Hello!
I’m doing some practice problems on another site as extra work to supplement my coursework here, and I’ve run into a minor issue. I was given this problem:
Write a query to find the name (first_name, last_name) of the employees who are not supervisors.
The sample table they have you use is built as follows:
name: employees
(relevant) columns: first_name, last_name, manager_id
The way I handled this was first approaching it with the central logic that in order for an employee to not be a supervisor, their employee_id cannot be someone else’s manager_id, as manager_id is referring to that employee’s supervisor.

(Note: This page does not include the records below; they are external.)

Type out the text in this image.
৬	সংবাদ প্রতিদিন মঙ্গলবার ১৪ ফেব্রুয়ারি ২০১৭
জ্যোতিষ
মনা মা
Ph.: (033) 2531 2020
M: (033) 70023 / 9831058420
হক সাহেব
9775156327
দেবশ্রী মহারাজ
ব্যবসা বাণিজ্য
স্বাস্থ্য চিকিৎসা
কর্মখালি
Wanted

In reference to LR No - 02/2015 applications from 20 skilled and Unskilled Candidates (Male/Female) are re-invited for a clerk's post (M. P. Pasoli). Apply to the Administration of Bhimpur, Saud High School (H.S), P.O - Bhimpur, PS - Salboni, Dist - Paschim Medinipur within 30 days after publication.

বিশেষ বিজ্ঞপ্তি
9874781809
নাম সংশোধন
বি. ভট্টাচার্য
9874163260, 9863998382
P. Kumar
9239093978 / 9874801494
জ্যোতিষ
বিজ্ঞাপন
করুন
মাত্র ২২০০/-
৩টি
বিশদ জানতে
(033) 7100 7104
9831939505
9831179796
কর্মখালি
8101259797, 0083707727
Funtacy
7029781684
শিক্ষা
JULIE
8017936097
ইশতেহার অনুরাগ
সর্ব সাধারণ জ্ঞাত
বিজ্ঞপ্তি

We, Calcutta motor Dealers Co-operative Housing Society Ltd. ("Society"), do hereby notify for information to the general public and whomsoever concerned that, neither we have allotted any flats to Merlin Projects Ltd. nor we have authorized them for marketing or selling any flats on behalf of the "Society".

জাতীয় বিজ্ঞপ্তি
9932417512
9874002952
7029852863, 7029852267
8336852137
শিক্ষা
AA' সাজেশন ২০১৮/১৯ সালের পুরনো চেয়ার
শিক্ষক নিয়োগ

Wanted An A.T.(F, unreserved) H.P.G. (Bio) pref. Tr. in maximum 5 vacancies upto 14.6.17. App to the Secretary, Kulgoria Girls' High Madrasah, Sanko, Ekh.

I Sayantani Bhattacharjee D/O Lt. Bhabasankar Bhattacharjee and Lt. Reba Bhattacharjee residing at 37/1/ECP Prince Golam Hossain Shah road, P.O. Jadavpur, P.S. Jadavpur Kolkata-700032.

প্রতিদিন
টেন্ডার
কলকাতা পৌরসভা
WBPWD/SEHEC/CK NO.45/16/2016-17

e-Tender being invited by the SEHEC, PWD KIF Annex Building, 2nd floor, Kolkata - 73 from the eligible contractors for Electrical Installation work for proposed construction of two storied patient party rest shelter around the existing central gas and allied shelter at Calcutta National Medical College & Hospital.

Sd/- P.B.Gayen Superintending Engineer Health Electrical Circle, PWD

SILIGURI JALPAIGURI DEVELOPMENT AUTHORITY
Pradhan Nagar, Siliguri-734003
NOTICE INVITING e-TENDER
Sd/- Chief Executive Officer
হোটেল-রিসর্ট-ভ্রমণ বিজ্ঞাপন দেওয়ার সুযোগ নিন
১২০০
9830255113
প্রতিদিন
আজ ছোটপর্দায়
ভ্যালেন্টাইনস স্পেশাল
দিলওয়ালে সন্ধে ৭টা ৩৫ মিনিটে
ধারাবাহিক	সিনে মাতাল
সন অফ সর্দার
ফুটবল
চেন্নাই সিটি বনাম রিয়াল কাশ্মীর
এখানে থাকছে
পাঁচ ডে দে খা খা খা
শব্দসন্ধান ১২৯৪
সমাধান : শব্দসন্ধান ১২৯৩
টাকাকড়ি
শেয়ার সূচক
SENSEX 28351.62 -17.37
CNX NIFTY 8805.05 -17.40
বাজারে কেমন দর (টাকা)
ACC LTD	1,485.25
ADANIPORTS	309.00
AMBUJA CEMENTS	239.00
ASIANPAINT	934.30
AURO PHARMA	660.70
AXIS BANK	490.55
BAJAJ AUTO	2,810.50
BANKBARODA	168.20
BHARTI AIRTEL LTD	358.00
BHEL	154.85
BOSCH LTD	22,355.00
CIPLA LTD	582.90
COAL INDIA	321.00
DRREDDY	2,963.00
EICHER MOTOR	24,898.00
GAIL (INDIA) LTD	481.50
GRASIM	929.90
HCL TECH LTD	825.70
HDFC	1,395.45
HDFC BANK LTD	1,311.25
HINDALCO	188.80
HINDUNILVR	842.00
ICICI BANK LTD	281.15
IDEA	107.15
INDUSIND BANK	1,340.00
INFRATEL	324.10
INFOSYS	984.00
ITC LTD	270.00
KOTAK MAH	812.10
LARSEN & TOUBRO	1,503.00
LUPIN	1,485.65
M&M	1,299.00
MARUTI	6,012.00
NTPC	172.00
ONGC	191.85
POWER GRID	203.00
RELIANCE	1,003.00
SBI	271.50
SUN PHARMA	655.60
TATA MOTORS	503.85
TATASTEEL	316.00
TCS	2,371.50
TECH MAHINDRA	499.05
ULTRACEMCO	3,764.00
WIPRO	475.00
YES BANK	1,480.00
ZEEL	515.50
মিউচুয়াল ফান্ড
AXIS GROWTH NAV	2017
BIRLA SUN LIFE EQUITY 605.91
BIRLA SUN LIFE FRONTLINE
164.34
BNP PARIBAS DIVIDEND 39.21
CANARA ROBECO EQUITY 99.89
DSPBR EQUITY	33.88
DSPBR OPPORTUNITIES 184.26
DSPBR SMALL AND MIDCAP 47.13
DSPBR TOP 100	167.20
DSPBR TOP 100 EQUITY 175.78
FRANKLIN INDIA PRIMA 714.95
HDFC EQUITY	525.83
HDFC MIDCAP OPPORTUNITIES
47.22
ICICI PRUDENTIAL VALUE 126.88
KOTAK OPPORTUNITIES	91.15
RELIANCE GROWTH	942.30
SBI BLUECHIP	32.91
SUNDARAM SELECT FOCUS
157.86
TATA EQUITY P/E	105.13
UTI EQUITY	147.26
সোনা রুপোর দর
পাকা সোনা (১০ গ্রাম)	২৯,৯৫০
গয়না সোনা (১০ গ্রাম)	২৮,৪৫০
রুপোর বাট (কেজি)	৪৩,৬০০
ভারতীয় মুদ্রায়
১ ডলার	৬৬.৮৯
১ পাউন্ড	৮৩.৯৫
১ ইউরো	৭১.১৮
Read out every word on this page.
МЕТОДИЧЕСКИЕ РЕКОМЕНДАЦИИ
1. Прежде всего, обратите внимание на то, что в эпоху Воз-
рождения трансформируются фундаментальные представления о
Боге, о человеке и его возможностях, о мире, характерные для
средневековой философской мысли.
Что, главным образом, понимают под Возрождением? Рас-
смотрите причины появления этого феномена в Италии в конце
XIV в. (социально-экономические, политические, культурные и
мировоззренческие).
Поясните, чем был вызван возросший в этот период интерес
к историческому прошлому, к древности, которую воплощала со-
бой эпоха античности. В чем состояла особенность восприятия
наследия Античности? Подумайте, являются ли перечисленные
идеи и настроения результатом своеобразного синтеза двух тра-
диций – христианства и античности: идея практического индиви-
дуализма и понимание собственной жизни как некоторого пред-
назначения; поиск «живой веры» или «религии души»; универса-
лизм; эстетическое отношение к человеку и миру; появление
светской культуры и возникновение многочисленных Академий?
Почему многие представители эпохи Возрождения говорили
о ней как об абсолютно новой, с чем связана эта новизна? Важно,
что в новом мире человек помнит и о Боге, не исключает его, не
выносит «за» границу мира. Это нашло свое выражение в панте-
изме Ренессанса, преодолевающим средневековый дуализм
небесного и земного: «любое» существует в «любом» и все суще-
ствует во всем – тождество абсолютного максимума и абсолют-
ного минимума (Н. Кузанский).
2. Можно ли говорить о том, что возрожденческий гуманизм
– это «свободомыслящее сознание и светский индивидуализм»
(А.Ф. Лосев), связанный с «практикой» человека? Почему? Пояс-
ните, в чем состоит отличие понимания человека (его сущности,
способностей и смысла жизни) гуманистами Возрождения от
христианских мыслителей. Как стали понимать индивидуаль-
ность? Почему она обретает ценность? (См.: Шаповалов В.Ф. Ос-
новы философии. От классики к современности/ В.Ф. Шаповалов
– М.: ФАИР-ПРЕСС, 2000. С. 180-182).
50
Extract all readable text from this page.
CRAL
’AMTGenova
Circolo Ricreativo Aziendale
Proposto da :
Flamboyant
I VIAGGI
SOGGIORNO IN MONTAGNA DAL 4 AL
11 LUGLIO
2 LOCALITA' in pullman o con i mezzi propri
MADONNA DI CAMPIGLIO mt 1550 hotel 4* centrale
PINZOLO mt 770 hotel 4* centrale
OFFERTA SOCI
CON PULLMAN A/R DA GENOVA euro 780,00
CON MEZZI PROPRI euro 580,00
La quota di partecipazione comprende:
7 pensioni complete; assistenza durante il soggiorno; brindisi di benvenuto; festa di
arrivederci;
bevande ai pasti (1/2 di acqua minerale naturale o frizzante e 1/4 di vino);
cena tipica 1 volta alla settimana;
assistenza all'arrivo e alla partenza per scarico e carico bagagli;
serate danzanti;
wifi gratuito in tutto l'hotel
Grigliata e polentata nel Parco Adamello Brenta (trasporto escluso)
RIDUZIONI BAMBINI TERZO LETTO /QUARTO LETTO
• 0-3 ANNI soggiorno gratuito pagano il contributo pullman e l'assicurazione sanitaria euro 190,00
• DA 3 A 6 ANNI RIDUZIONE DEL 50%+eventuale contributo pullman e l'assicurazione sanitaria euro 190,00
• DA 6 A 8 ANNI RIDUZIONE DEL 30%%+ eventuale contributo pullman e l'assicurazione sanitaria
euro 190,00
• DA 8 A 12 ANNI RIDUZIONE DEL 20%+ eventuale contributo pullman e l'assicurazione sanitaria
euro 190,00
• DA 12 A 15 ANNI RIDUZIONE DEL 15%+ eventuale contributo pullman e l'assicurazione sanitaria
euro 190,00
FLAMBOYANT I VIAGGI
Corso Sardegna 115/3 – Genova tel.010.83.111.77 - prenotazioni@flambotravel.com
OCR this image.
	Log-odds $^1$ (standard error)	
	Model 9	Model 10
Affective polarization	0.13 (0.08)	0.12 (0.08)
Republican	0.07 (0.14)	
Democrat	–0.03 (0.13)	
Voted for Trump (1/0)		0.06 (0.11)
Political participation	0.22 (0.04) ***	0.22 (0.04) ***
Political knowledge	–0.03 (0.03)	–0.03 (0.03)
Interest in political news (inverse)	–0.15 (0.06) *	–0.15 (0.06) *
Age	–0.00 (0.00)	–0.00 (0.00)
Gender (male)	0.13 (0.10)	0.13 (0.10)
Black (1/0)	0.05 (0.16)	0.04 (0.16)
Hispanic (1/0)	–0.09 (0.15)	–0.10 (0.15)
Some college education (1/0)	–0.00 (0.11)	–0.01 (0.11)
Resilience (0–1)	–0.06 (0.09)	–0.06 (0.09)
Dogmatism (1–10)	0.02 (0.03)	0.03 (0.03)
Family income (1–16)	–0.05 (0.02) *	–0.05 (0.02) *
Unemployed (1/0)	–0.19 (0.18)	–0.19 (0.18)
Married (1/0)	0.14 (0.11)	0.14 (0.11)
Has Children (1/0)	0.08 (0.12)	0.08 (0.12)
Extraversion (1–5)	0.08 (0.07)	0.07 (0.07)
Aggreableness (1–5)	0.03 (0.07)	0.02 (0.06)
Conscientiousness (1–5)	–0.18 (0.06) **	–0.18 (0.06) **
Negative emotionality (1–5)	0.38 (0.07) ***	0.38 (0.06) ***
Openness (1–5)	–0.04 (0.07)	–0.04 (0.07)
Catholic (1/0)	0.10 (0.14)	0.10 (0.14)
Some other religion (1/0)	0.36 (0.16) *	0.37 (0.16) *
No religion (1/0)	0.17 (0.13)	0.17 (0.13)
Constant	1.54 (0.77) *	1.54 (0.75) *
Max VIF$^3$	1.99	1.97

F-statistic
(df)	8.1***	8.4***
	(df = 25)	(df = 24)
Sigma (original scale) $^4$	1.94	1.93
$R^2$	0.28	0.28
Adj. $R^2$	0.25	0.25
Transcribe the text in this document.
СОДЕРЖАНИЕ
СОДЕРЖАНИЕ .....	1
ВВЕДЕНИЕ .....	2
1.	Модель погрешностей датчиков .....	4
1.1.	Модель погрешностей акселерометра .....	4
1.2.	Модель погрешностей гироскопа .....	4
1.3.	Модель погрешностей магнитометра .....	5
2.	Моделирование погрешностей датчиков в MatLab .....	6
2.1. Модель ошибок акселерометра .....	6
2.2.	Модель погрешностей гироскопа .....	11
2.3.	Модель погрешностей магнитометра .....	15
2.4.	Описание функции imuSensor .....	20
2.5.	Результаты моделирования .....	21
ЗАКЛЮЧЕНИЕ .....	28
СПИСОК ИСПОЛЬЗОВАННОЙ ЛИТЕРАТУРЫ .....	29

Given that, my solution was as follows:
SELECT first_names, last_names FROM employees
WHERE employee_id NOT IN (SELECT manager_id FROM employees);
The site’s solution was as follows
SELECT b.first_names, b.Last_names FROM employees b
WHERE NOT EXISTS (SELECT ‘X’ FROM employees a
WHERE a.manager_id = b.employee.id
);
After looking through the results of both, my solution got to the same result as the website’s suggested solution. My question to you is this: Are both of these really the same? Am I okay solving it the way I did? Because my method seems less complex and thus would take a shorter time to execute, but if this is a case where I used the wrong method to get to the right answer, I’d like to know.
Thanks in advance for the help! I just really need some people to talk to and bounce ideas off of.